Top 40 priority investments include completing a programme of eight Highways Agency projects and the King’s Cross station improvements later this year.
It says chief secretary to the Treasury Danny Alexander will use the cabinet sub-committee on infrastructure and National Infrastructure Plan Strategic Engagement Forum to “push forward the National Infrastructure Plan” and the priority projects. Main points on the top 40 schemes include:
- Closing the dialogue phase of procurement for the Mersey Gateway Bridge – with construction on track to begin in late 2013/early 2014;
- The submission of a Development Consent Order application for the Thames Tideway Tunnel – the deepest and longest tunnel ever constructed in the capital at 15 miles long;
- A procurement decision on Crossrail rolling stock that will mean new trains for the scheme are to be fully funded by the government so that the £14.8bn project is not delayed and services can be rolled out on time;
- The successful completion of the 4G spectrum auction, enabling further roll-out of 4G mobile services throughout the UK, keeping the country at the forefront of mobile digital technology.

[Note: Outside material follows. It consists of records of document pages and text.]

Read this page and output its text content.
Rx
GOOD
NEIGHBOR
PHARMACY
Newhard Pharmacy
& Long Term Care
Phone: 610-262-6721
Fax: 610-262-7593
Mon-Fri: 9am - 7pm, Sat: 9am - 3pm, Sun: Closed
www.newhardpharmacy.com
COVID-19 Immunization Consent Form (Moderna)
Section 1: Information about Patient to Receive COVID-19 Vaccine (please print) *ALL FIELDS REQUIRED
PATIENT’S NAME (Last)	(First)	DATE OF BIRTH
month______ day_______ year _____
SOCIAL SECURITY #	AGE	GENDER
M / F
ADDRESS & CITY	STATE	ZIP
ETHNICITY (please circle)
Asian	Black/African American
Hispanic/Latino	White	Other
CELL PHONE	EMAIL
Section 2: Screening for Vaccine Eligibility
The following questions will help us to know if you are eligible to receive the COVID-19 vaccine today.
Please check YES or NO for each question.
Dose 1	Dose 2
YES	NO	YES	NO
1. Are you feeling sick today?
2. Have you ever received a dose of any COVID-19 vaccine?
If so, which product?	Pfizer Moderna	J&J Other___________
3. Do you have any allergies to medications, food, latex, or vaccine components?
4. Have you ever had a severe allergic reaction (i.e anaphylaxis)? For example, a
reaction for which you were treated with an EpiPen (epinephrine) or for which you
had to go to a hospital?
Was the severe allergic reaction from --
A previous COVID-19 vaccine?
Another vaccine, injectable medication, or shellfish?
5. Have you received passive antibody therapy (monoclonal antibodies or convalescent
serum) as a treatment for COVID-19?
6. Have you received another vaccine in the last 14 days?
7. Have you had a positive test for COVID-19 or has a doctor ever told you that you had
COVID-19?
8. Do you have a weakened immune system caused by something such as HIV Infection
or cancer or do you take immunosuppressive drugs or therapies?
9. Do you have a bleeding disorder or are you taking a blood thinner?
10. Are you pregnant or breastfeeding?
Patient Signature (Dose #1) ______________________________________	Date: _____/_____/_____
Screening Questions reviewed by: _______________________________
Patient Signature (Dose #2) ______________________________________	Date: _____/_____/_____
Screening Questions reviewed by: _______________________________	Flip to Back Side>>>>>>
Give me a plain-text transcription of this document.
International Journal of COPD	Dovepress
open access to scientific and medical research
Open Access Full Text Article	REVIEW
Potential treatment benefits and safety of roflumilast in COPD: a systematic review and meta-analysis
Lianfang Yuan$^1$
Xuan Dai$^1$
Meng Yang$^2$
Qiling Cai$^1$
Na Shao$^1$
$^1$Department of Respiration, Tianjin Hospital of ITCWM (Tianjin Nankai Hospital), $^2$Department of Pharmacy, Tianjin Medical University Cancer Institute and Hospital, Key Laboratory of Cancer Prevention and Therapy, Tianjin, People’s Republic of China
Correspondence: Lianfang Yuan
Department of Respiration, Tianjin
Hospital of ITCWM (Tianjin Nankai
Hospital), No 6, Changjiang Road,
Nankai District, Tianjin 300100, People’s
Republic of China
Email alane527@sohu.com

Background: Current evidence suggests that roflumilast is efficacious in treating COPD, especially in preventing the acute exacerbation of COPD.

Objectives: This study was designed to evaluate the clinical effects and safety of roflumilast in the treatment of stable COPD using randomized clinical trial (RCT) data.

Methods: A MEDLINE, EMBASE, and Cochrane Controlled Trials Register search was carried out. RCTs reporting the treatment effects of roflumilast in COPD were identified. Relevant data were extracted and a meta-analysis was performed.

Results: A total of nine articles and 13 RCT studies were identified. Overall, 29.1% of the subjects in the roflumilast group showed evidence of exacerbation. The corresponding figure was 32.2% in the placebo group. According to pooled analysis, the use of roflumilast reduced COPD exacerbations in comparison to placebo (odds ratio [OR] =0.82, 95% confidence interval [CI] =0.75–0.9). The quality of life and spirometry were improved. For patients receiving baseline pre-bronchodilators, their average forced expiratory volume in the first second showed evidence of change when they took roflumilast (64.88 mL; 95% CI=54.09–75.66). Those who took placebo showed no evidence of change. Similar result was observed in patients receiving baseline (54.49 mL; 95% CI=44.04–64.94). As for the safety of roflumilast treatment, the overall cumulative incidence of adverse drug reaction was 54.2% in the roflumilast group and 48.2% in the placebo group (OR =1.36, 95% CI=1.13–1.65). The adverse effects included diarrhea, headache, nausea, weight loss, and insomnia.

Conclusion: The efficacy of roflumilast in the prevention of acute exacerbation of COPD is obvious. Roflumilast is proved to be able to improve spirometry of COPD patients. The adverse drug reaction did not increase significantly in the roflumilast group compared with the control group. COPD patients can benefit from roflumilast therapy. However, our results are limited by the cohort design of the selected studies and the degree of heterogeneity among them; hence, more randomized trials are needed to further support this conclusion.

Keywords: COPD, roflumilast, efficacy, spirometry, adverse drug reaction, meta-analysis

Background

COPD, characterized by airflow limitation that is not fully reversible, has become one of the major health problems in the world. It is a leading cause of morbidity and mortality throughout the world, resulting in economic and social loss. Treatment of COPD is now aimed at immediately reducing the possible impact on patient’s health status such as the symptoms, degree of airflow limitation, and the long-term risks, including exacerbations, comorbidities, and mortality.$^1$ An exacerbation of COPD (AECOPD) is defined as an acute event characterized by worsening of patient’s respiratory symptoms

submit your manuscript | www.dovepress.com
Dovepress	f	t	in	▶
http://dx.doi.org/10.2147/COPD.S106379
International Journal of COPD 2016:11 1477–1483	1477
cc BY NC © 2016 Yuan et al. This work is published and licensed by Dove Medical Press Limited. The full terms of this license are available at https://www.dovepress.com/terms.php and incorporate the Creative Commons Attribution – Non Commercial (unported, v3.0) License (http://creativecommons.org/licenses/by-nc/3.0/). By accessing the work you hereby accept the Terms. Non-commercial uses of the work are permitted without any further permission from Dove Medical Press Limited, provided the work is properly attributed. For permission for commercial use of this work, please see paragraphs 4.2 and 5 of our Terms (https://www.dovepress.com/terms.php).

The following top 40 programmes are due to complete in 2013:
- The Highways Agency programme in construction (pre-2010 Spending Review), including the M25 J16-23, M25 J27-30, A46 Newark to Widmerpool and the M1 J10-13; and
- The King’s Cross station improvements, updating one of the country’s most iconic railway stations, worth more than £500m.
Infrastructure main points
- Increasing its capital spending plans by £3bn per annum from 2015-16. This will mean £18bn additional investment by the end of the next parliament;
- Investing more in transport infrastructure in this parliament than in the last and making public investment as a share of GDP higher on average over this parliament than spending under the previous government;
- Supporting the £9.4bn High Level Output Specification – the largest programme of investment in the railways since Victorian times;
- Providing UK Guarantees for major infrastructure projects such as the Northern line extension to Battersea, which will support the redevelopment of an area of central London on a similar scale to the Olympic Park, while Drax Power has been offered a Guarantee worth up to £75m for the partial conversion of its power station from coal to biomass;
- Investing £5.5bn as part of a capital package unveiled at autumn statement 2012 to boost crucial investment in roads, schools and housing;
- Progressing work on the top 40 priority investments, including completing a programme of eight Highways Agency projects and the King’s Cross Station improvements later this year;
- Supporting the £14bn Crossrail project, which has completed more than two miles of tunnelling since autumn statement 2012;
- Improving the road network, through a series of significant expansions and initiatives to reduce the time it takes to get roads worth more than £3bn built.